- 2015 Federal Election
New chief chosen, treaty vote coming
The K’ómoks First Nation has re-elected Chief Ernie Hardy three months before band members decide whether to send an Agreement in Principle (AIP) to the next stage of the B.C. Treaty Commission process.
On Thursday, Hardy defeated challenger Robert Everson by a vote of 68-51.
Stewart Hardy and Barb Mitchell were re-elected to council.
Chief Hardy, who has served 18 consecutive years with the band, is a strong advocate of KFN treaty making.
“I am thankful to the people who support me and I look forward to another term representing K’ómoks,” Hardy said in a news release. “Now, we can focus more of our energy on the upcoming AIP vote.”
K’ómoks members will vote to approve or reject a draft AIP on March 26.
“The Agreement in Principle is not legally binding itself, it’s more of an approval vote to decide whether we should move on for further negotiations or hold back a little bit,” band spokesperson Melissa Quocksister said.
KFN treaty negotiations have been in Stage Four — the critical stage of the six-stage treaty process — since 2007. Last year, the band indicated it was nearing completion of the AIP.
The KFN, the province and the federal government are attempting to reach an agreement on a variety of issues such as land interests that will form the basis of the treaty.

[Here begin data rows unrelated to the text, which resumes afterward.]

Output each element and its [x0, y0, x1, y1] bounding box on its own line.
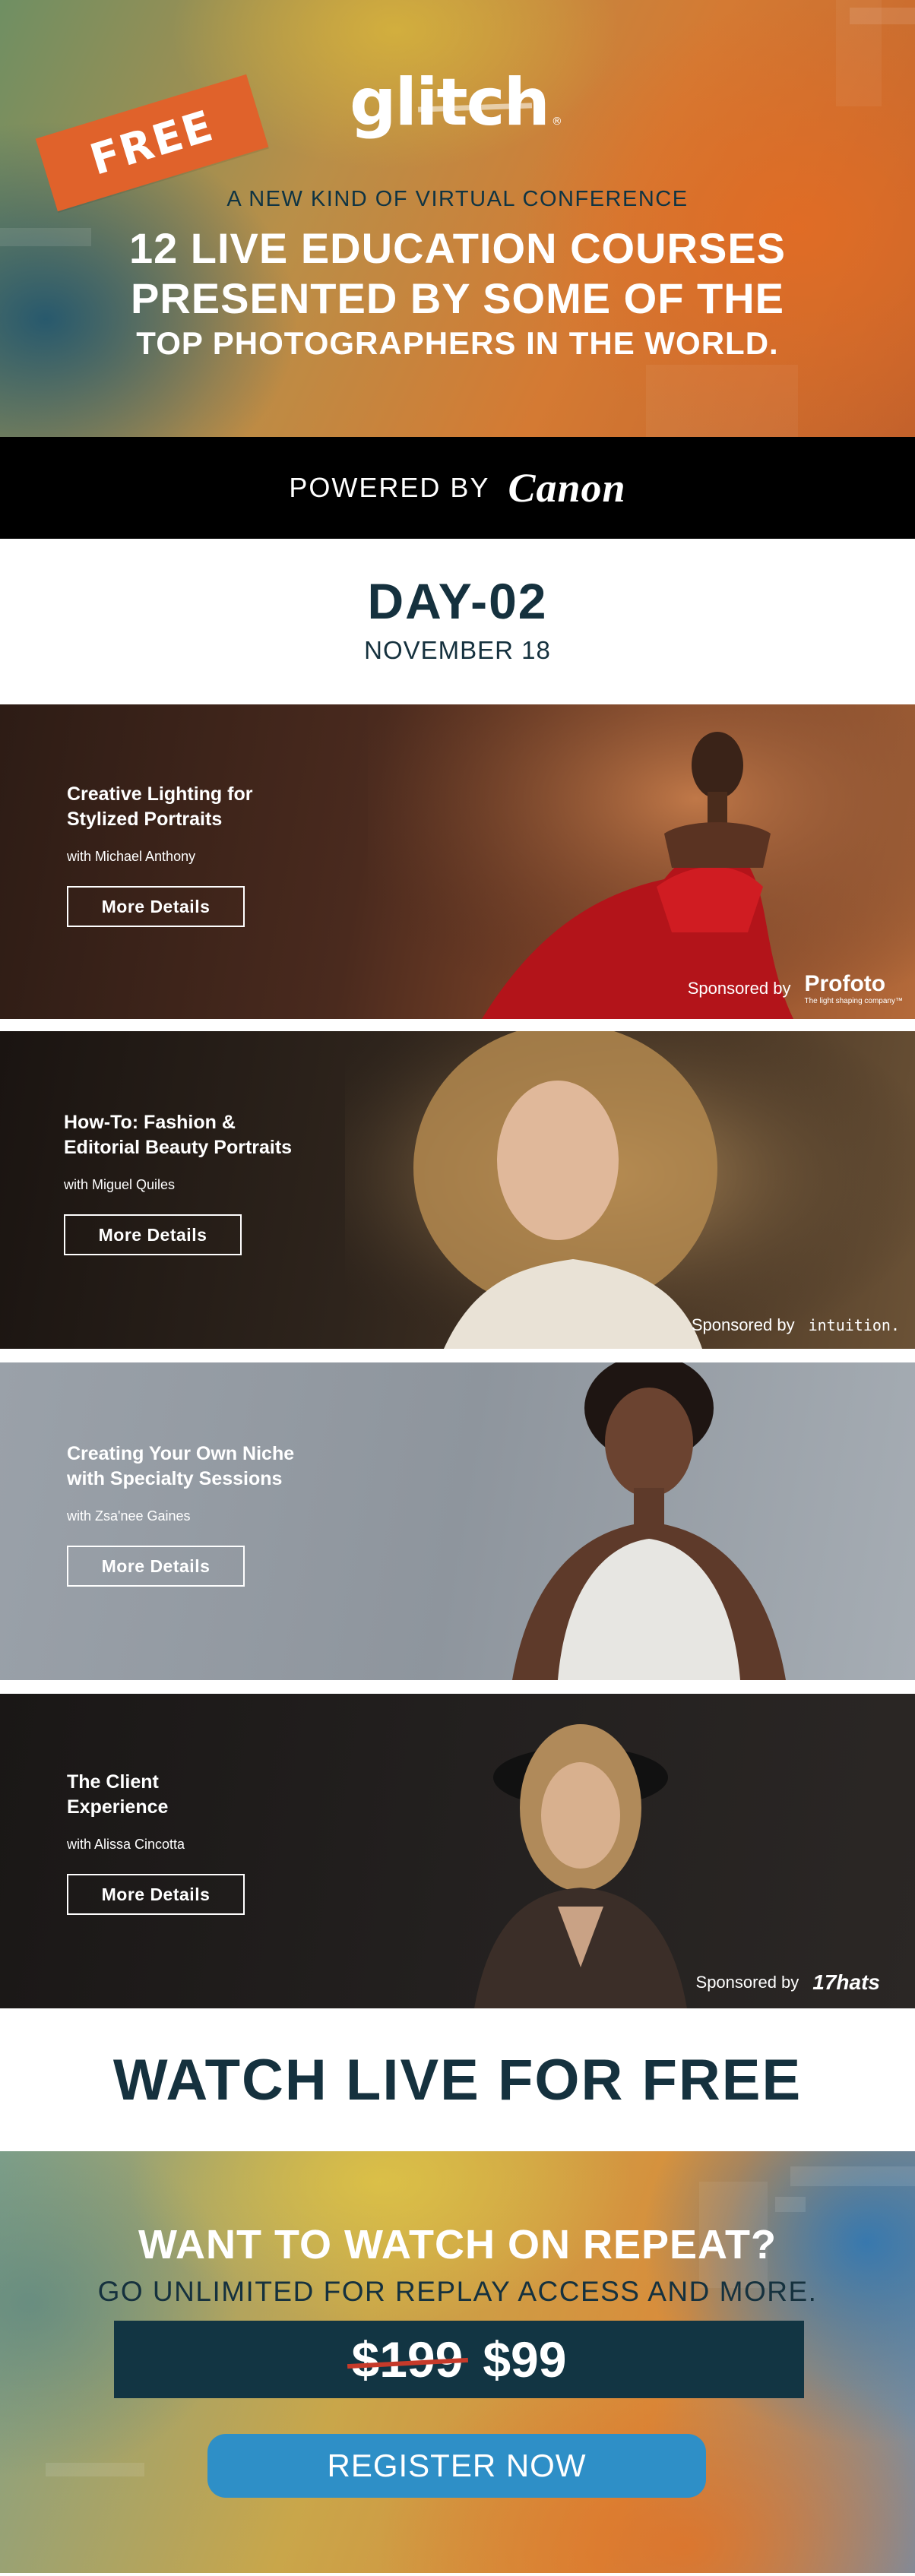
course-card-fashion-beauty: How-To: Fashion & Editorial Beauty Portr…: [0, 1031, 915, 1349]
glitch-logo: glitch ®: [350, 70, 578, 153]
sponsor-credit: Sponsored by Profoto The light shaping c…: [688, 971, 903, 1005]
course-text: How-To: Fashion & Editorial Beauty Portr…: [64, 1110, 292, 1255]
course-photo-curly-hair: [345, 1031, 915, 1349]
course-title-line-2: Stylized Portraits: [67, 809, 223, 830]
day-date: NOVEMBER 18: [364, 636, 551, 664]
decor-block: [836, 0, 882, 106]
decor-block: [790, 2166, 915, 2186]
powered-by-bar: POWERED BY Canon: [0, 437, 915, 539]
promo-subline: GO UNLIMITED FOR REPLAY ACCESS AND MORE.: [97, 2276, 818, 2307]
profoto-tagline: The light shaping company™: [804, 997, 903, 1005]
register-now-button[interactable]: REGISTER NOW: [207, 2434, 706, 2498]
course-photo-black-hat: [474, 1724, 687, 2008]
day-header: DAY-02 NOVEMBER 18: [0, 539, 915, 704]
hero-headline-line-1: 12 LIVE EDUCATION COURSES: [128, 224, 787, 272]
course-title-line-1: Creating Your Own Niche: [67, 1443, 295, 1464]
17hats-logo: 17hats: [812, 1970, 880, 1994]
sponsor-credit: Sponsored by intuition.: [692, 1315, 900, 1335]
hero-banner: FREE glitch ® A NEW KIND OF VIRTUAL CONF…: [0, 0, 915, 437]
course-text: Creative Lighting for Stylized Portraits…: [67, 782, 252, 927]
powered-by-label: POWERED BY: [289, 472, 490, 503]
promo-question: WANT TO WATCH ON REPEAT?: [138, 2222, 777, 2267]
watch-live-heading: WATCH LIVE FOR FREE: [112, 2047, 803, 2112]
register-now-label: REGISTER NOW: [327, 2448, 587, 2483]
decor-block: [775, 2197, 806, 2212]
decor-block: [46, 2463, 144, 2476]
course-title-line-1: How-To: Fashion &: [64, 1112, 236, 1133]
canon-logo: Canon: [508, 465, 626, 511]
course-text: The Client Experience with Alissa Cincot…: [67, 1770, 245, 1915]
watch-live-banner: WATCH LIVE FOR FREE: [0, 2008, 915, 2151]
course-instructor: with Miguel Quiles: [64, 1177, 176, 1192]
sponsored-by-label: Sponsored by: [691, 1315, 795, 1334]
course-photo-white-top: [512, 1362, 786, 1680]
profoto-logo-text: Profoto: [804, 971, 886, 996]
course-instructor: with Zsa'nee Gaines: [67, 1508, 191, 1524]
new-price: $99: [483, 2331, 567, 2388]
free-badge-label: FREE: [84, 100, 220, 185]
decor-block: [646, 365, 798, 437]
day-title: DAY-02: [367, 573, 548, 629]
course-title-line-1: The Client: [67, 1771, 159, 1793]
course-title-line-2: Editorial Beauty Portraits: [64, 1137, 293, 1158]
profoto-logo: Profoto The light shaping company™: [804, 971, 903, 1005]
more-details-button[interactable]: More Details: [67, 1874, 245, 1915]
more-details-button[interactable]: More Details: [67, 1546, 245, 1587]
course-instructor: with Alissa Cincotta: [67, 1837, 185, 1852]
hero-headline-line-2: PRESENTED BY SOME OF THE: [131, 274, 784, 322]
registered-mark: ®: [551, 116, 562, 128]
hero-headline-line-3: TOP PHOTOGRAPHERS IN THE WORLD.: [136, 325, 779, 361]
course-text: Creating Your Own Niche with Specialty S…: [67, 1441, 294, 1587]
course-instructor: with Michael Anthony: [67, 849, 196, 864]
course-card-creative-lighting: Creative Lighting for Stylized Portraits…: [0, 704, 915, 1019]
course-title-line-2: Experience: [67, 1796, 169, 1818]
hero-kicker: A NEW KIND OF VIRTUAL CONFERENCE: [226, 187, 689, 211]
course-title-line-1: Creative Lighting for: [67, 783, 253, 805]
replay-promo: WANT TO WATCH ON REPEAT? GO UNLIMITED FO…: [0, 2151, 915, 2573]
intuition-logo: intuition.: [808, 1316, 900, 1334]
sponsored-by-label: Sponsored by: [687, 978, 791, 998]
sponsor-credit: Sponsored by 17hats: [696, 1970, 880, 1995]
more-details-button[interactable]: More Details: [67, 886, 245, 927]
course-card-client-experience: The Client Experience with Alissa Cincot…: [0, 1694, 915, 2008]
old-price: $199: [351, 2331, 464, 2388]
sponsored-by-label: Sponsored by: [695, 1973, 799, 1992]
price-box: $199 $99: [114, 2321, 804, 2398]
more-details-button[interactable]: More Details: [64, 1214, 242, 1255]
course-card-niche-sessions: Creating Your Own Niche with Specialty S…: [0, 1362, 915, 1680]
course-title-line-2: with Specialty Sessions: [67, 1468, 283, 1489]
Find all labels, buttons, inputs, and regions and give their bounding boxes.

Access at Goose Spit has been a serious roadblock to negotiations.
The tip of the spit is KFN reserve land. It also serves as a Department of National Defence military training site, which means First Nations people are required to identify themselves to security guards if they wish to access the area.
The treaty team is demanding unrestricted access through the middle portion of the spit and the foreshore, and transfer of a 9.8-hectare portion to the KFN.
Neither provincial negotiators nor Minister of Indian Affairs and Northern Development John Duncan could be reached for comment.